7.    Straßensanierungsmaßnahmen; Aussprache und Beschlussfassung

Die Straßenbaumaßnahme Fraunberg-Singlding-Helling läuft. Jeden Mittwoch findet auf der Baustelle ein Besprechungstermin statt.
Festgestellte Schäden im Bereich von Straßeneinmündungen werden selbstverständlich saniert, wodurch aber auch zusätzliche, nicht zuschussfähige, Kosten entstehen.

Der Bau der Straße Gigling-Rappoltskirchen beginnt bei geeigneter Witterung am 18.11.2013.

Bezüglich des Straßenbaus Bachham-Kleinthalheim führt Bürgermeister Wiesmaier weitere Grundstücksverhandlungen.

Die Sanierung der Thalheimer Straße in Riding zur Verbesserung des Hochwasserschutzes läuft ebenfalls reibungslos.

8.    Gemeindeentwicklung;

           Informationen und Sachstandsberichte zu den Projekten in
           Fraunberg und Reichenkirchen
Die nächsten Termine sind für die Geschäftsordnung der Nachbarschaftshilfe und die Erstellung der Ortschronik Fraunberg anberaumt worden.

9.    Stellungnahmen zu Bauleitplanungen der Nachbargemeinden

Der Bebauungsplan der Stadt Erding für das Gebiet des Kindergartens am Ludwig-Simmet-Anger in Altenerding wurde zur Kenntnis genommen. Es bestehen keine Einwände oder Bedenken.

10.    Neubeschaffung und Installation für die EDV in der Gemeindekanzlei

           in die Tagesordnung aufgenommen.
In der Gemeindekanzlei ist 2014 die Anschaffung neuer Hardware erforderlich um den Anforderungen (erhöhter Speicherplatz) gerecht zu werden.
Die Installation kostet rund 13.000 €. Aufgrund von Eigenleistungen des Systembetreuers können die Kosten auf etwa 8.500 € gesenkt werden.
Der Gemeinderat stimmte einstimmig zu.

11.    Bauanträge und Bauvoranfragen

Dem Bauantrag zum Bau eines Betriebsleiterwohnhauses mit Doppelgarage in Grucking wurde das gemeindliche Einvernehmen erteilt.
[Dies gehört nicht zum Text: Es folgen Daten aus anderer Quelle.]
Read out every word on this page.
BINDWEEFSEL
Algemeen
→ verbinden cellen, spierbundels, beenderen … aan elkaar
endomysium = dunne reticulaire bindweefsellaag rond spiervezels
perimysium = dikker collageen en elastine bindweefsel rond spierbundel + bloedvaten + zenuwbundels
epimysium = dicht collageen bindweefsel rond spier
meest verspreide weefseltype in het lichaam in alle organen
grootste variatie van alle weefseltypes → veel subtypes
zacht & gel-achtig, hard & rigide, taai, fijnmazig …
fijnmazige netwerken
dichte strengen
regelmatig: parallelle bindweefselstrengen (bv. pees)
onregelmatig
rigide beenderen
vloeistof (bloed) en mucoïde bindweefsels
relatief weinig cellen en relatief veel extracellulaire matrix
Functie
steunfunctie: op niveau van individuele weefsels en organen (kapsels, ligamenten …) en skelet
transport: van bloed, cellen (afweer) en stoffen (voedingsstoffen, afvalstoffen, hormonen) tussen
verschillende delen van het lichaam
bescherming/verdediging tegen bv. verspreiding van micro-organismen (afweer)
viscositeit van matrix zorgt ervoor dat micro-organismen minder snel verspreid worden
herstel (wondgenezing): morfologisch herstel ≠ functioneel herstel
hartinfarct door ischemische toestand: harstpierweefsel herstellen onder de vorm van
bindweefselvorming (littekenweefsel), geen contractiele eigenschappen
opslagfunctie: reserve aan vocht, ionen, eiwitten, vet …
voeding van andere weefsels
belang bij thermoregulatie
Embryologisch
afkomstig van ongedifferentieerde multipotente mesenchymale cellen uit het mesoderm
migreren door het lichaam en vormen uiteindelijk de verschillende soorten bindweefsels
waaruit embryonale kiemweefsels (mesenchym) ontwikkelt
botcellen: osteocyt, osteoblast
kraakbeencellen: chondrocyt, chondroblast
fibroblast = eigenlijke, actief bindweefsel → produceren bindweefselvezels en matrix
12.    Verschiedene Anfragen und Informationen

Antrag auf Verkehrsbeschränkung des Fußweges von der Sandfalterstraße zur Kleinthalheimer Straße
Der Gemeinderat war sich einig hier tätig zu werden. Die Verwaltung wurde beauftragt mit dem Verkehrsexperten der Polizei Erding bei einem Ortstermin zu erkunden, welche Möglichkeiten bestehen. Nach dem Ergebnis dieses Ortstermins wird die Angelegenheit dem Gemeinderat zur endgültigen Entscheidung vorgelegt.